In contrast to the plethora of “looks” software on the market today that provides loads of different television, feature film, music video look effects and more. SpeedLooks, looks, are not really the same thing because it’s not just pasting some tinting and some diffusion, maybe a vignette and some other stuff on top of the footage; it’s actually doing some transformations to move the footage into a more broad and subtle color palette where the nuances are more elegant. At least that is what my eye tells me when footage is processed with SpeedLooks, it doesn’t just make footage look like something, it makes it look rich and really beautiful, like it was meant to be.

Speedlooks are a series of artistc LUTs that transform incoming video signals into a high dynamic range color space. In Adobe Speedgrade the SpeedLooks LUTs are saved as 66 vector cubes. And I think that is part of the reason SpeedLooks produces such nice results, it’s actually using a LUT which interpolates where a color in rec.709 is and puts it where it should be in an expanded 3D color space. Which is really a different application of a LUT for a different purpose than the original purpose behind a Lookup Table, which was to allow the colorist to see what the end result would look like when doing a digital intermediate once it was output to film again.

SpeedLooks essentially is doing the same thing, expanding the color space to see what it might have looked like on film, something that has been done for ages now. Except that instead of a LUT to make up for the deficiencies of a projector or monitor so the colorist ‘sees’ more than the device is capable of, so it translates back to film properly and for viewing log footage on devices lacking in dynamic range as compared to film; SpeedLooks builds into the LUTs various looks that give it that filmic quality expressly so it stays like that, not just for viewing but for mastering where the LUT isn’t turned off before mastering files back out into log for a film out, the SpeedLooks LUT is integrate in creating the final look in that digital master.

If you aren’t originating on film and aren’t outputting to film then there is no digital intermediate. So to me, SpeedLooks LUTs are part of a modern digital pipeline, used to further the creative rather than simply a way to monitor what the film out would look like before the LUT being turned off for mastering back to a log file; that is not to say that SpeedLooks couldn’t be used in a pipeline where film is a deliverable, but I know that I will never see that in my work or again in my lifetime; for a great many of us…. film is dead. As part of a Digital Cinema output that conforms to DCI specifications? absolutely.

Note: The denoise pass is a bit hard to see the difference. It is subtle and quite noticable on the original. Vimeo’s compression has added some noise back into the image.

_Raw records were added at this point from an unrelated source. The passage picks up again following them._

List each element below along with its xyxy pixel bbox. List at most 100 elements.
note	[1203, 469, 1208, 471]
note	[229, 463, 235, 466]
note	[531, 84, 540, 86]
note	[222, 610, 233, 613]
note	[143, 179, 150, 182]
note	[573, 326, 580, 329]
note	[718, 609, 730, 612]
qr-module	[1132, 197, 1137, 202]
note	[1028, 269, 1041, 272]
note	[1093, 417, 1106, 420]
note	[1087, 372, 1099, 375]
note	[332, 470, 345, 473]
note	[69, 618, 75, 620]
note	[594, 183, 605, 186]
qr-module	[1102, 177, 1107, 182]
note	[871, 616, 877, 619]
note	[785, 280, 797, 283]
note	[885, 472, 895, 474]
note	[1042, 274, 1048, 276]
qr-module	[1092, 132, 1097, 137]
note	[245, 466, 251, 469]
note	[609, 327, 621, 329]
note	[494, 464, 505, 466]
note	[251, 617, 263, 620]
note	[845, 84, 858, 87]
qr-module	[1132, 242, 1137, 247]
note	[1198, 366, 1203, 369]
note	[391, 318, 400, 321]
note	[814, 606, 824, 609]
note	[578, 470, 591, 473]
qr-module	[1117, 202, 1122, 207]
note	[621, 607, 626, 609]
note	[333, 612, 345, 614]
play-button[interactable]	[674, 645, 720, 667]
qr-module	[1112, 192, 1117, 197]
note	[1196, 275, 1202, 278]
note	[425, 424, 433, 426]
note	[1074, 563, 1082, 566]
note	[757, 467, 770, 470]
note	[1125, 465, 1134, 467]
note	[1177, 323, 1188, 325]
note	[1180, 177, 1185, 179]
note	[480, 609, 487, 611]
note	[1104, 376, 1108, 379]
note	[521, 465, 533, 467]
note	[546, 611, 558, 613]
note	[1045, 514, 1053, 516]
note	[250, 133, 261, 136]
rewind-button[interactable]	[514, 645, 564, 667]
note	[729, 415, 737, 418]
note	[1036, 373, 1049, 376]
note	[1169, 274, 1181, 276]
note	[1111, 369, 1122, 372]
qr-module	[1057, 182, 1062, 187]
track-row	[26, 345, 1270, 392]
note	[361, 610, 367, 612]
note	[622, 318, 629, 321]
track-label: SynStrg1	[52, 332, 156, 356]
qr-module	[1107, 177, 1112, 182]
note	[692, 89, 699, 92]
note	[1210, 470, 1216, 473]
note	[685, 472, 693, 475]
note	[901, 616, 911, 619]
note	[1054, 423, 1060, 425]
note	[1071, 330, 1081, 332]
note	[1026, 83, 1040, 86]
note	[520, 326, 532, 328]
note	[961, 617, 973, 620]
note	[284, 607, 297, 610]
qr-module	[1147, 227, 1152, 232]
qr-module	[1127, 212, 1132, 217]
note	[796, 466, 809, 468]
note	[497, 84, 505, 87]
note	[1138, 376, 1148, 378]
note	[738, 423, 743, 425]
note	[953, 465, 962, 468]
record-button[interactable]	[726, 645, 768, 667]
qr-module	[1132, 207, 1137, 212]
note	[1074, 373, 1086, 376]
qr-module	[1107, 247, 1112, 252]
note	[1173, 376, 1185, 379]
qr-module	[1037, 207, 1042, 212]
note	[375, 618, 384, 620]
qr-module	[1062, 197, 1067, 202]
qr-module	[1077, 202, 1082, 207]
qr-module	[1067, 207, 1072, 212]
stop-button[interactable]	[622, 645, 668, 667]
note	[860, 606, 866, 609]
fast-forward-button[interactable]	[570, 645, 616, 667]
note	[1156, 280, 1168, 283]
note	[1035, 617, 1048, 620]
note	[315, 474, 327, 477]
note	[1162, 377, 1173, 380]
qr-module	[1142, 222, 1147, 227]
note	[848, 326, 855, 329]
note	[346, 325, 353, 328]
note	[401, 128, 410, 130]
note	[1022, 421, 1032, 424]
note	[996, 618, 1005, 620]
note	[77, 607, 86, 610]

I’m sure there will be some who find aspects of my assertions arguable; and they would likely have some valid points, color science is complex, color grading and finishing is broadly encompassing of a lot of things to do with producing moving picture content, and everyone will have a different take on the philosophies behind it. This post is really a pretty basic discourse on the subject, to cover all the what if’s, the history and such would take a very long time so take this for what it is… an overview. And at the end of the day what matters is that your creative is pleasing to your eye, your clients eye and is of an acceptable level of production value. For our processes, SpeedLooks brings that added production value to our images and we love, and our clients love how they look… and that is really all that matters.